Bank of Nova Scotia said Tuesday that third-quarter earnings jumped 17% to $733 million, spurred by “solid contributions” from the bank’s three major business lines.

Net income was up from $626 million a year ago. On a per-share (diluted) basis earnings were 71¢, up 18.3% from 60¢ in the third quarter of 2003.

Total revenue dipped to $2.57 billion from $2.64 billion.

Return on equity for the period was 19.4% vs 17.7%.

For the nine months ended July 31, net income was a record $2.2 billion vs $1.8 billion in the same period last year, an increase of 22.4%. Earnings per share (diluted) were $2.13 vs $1.71, up 24.6%, and return on equity was 20.2% vs 17.2%.

Total assets at July 31 were $286.9 billion vs $282.2 billion a year earlier, a gain of 1.6%.

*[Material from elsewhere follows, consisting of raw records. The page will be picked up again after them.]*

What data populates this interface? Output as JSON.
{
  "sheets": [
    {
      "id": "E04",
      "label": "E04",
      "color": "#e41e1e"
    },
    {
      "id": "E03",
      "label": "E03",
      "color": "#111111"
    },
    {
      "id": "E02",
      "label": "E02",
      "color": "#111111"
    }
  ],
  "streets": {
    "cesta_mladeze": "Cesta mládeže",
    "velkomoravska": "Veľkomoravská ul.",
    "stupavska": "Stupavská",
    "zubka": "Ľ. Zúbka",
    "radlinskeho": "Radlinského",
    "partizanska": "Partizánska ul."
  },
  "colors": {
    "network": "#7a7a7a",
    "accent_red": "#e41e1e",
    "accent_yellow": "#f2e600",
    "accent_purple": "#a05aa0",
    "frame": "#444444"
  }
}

“Scotiabank continued to benefit this quarter from its strategy of diversifying across three strong growth platforms,” Rick Waugh, president and CEO, said in a news release. “As well, credit quality continued to improve. The provision for credit losses is at its lowest quarterly level in more than five years.”

The bank set aside $50 million in the quarter for bad loans , down from $200 million last year.

The bank also declared a quarterly dividend of 30¢ per common share.